The plot is a lot like Godfather 2 from De Niros perspective but that's all there is. It is more grounded and far too subtle compared to Goodfellas. And that's a good thing considering the age of the lead actors in the movie. But that doesn't mean its dull, gray and dreary because it isn't. It is surprisingly humorous, has some very serious scenes and doesn't shy away from giving us a blast of nostalgia every now and then.
The cinematography is quite different from the usual modern movies we are accustomed to. It doesn't have an overabundance of Wes Anderson symmetric shots or Roger Deakins like Wide angle shots. The film was shot in a very old timey way with the camera pans and edits. The editing in the movie is great and the score is fitting. Technical aspects considered it isn't innovative or something jawdropping, but that was never supposed to be the main focus of the movie.
The main focus for me was absolutely the acting. And why wouldn't it be with a cast like this? Al Pacino and Robert De Niro for the 1st time on screen together since Heat. Joe Pesci and De Niro since Goodfellas. Joe Pesci coming out of retirement and Martin Scorsese directing all these legends on screen together! If this doesn't get you excited for this film then I'm afraid nothing will.

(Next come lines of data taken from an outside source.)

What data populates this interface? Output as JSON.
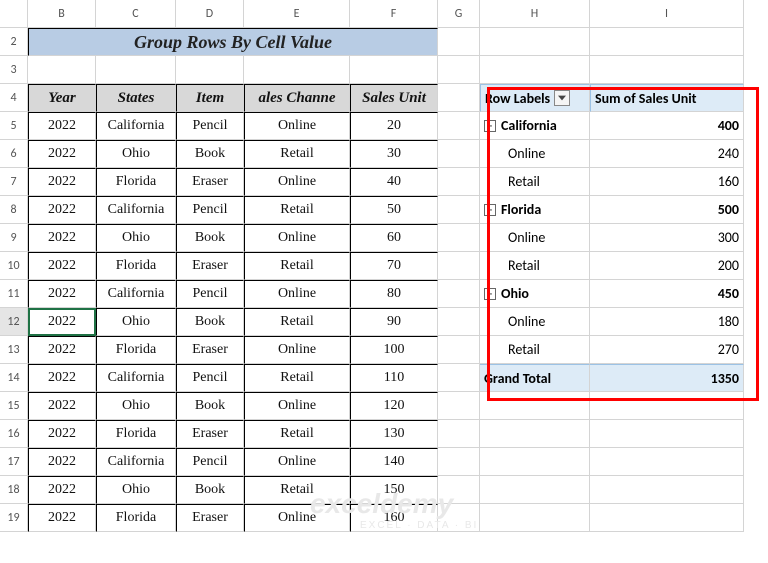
{
  "columns": [
    "B",
    "C",
    "D",
    "E",
    "F",
    "G",
    "H",
    "I"
  ],
  "rows": [
    "2",
    "3",
    "4",
    "5",
    "6",
    "7",
    "8",
    "9",
    "10",
    "11",
    "12",
    "13",
    "14",
    "15",
    "16",
    "17",
    "18",
    "19"
  ],
  "title": "Group Rows By Cell Value",
  "headers": {
    "b": "Year",
    "c": "States",
    "d": "Item",
    "e": "ales Channe",
    "f": "Sales Unit"
  },
  "data": [
    {
      "y": "2022",
      "s": "California",
      "i": "Pencil",
      "c": "Online",
      "u": "20"
    },
    {
      "y": "2022",
      "s": "Ohio",
      "i": "Book",
      "c": "Retail",
      "u": "30"
    },
    {
      "y": "2022",
      "s": "Florida",
      "i": "Eraser",
      "c": "Online",
      "u": "40"
    },
    {
      "y": "2022",
      "s": "California",
      "i": "Pencil",
      "c": "Retail",
      "u": "50"
    },
    {
      "y": "2022",
      "s": "Ohio",
      "i": "Book",
      "c": "Online",
      "u": "60"
    },
    {
      "y": "2022",
      "s": "Florida",
      "i": "Eraser",
      "c": "Retail",
      "u": "70"
    },
    {
      "y": "2022",
      "s": "California",
      "i": "Pencil",
      "c": "Online",
      "u": "80"
    },
    {
      "y": "2022",
      "s": "Ohio",
      "i": "Book",
      "c": "Retail",
      "u": "90"
    },
    {
      "y": "2022",
      "s": "Florida",
      "i": "Eraser",
      "c": "Online",
      "u": "100"
    },
    {
      "y": "2022",
      "s": "California",
      "i": "Pencil",
      "c": "Retail",
      "u": "110"
    },
    {
      "y": "2022",
      "s": "Ohio",
      "i": "Book",
      "c": "Online",
      "u": "120"
    },
    {
      "y": "2022",
      "s": "Florida",
      "i": "Eraser",
      "c": "Retail",
      "u": "130"
    },
    {
      "y": "2022",
      "s": "California",
      "i": "Pencil",
      "c": "Online",
      "u": "140"
    },
    {
      "y": "2022",
      "s": "Ohio",
      "i": "Book",
      "c": "Retail",
      "u": "150"
    },
    {
      "y": "2022",
      "s": "Florida",
      "i": "Eraser",
      "c": "Online",
      "u": "160"
    }
  ],
  "pivot": {
    "hdr1": "Row Labels",
    "hdr2": "Sum of Sales Unit",
    "groups": [
      {
        "name": "California",
        "total": "400",
        "rows": [
          {
            "n": "Online",
            "v": "240"
          },
          {
            "n": "Retail",
            "v": "160"
          }
        ]
      },
      {
        "name": "Florida",
        "total": "500",
        "rows": [
          {
            "n": "Online",
            "v": "300"
          },
          {
            "n": "Retail",
            "v": "200"
          }
        ]
      },
      {
        "name": "Ohio",
        "total": "450",
        "rows": [
          {
            "n": "Online",
            "v": "180"
          },
          {
            "n": "Retail",
            "v": "270"
          }
        ]
      }
    ],
    "gt_label": "Grand Total",
    "gt_value": "1350"
  },
  "watermark": {
    "big": "exceldemy",
    "small": "EXCEL · DATA · BI"
  }
}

Speaking of acting my god do they act! Robert De Niro gives his best performance in his older age with this. Joaquin Phoenix was a top contender for best Actor Oscar and I agreed with that but after watching THE IRISHMAN everything changed. Robert De Niro basically steals his Oscar like a gangsta and gives the best performance of the year so far. Old Bobby here still giving top notch actors a run for their money and the guy is 76 years old!
When was the last time you saw Al Pacino give a really good performance? Well that's exactly what he does here and it feels so good to see him find his glory days. He is his usual shouty self but shines better when he tones it down and let expressions speak.
And boy have I missed Joe Pesci over the years and don't worry he's still intense as usual. And that's weird considering he is extremely toned down in this movie. If you're looking for a violent Joe Pesci like he was in Goodfellas you'll be disappointed. But if you're looking for an intimidating Pesci with a huge presence then you're in the right place.
Harvey Keitel is in the movie for a very short time but he did his job fantastically. Ray Romano was a surprising standout and I can't believe how he kept up on the same plane as some of these industry legends. He doesn't really have a bigger role and basically gets lost as the film progresses but he made the most of his screentime.
The film is 3hours and 30 minutes long but it never felt that long honestly. The first 2 hours went by a breeze but the 3rd hour was unapologetically slow. It felt a bit dragged on during the final hour and felt it was skipping ahead at the same time. it wasn't boring in any way but felt it could've been handled better. The CGI de-aging is so good that after a while you get confused how old the lead actors actually are. This is the best de-aging tech I've ever seen honestly.
Despite it being slow in the latter end it still is a fantastic film. It doesn't set out to do something different, it doesn't try to set it aside from the herd. Scorsese did what he does best and made the movie he wanted to make. Its more of a last big hurrah for these living legends than something out to be a flawless masterpiece. It will most likely be the last of its kind and also the last collaboration of Scorsese with these acting legends. Considering the time we are in this might as well be the last Scorsese film, it most definitely is the last Joe Pesci appearance in a movie and the last good mobster hit with genre legends like Al Pacino and De Niro. So enjoy it while you can and savor it. Remember this movie 10 years from now and rejoice that you were alive to witness something truly fantastic. THE IRISHMAN is a farewell for most of these legends and a loveletter to the genre. It's the last of its kind and it went out in true mobster style.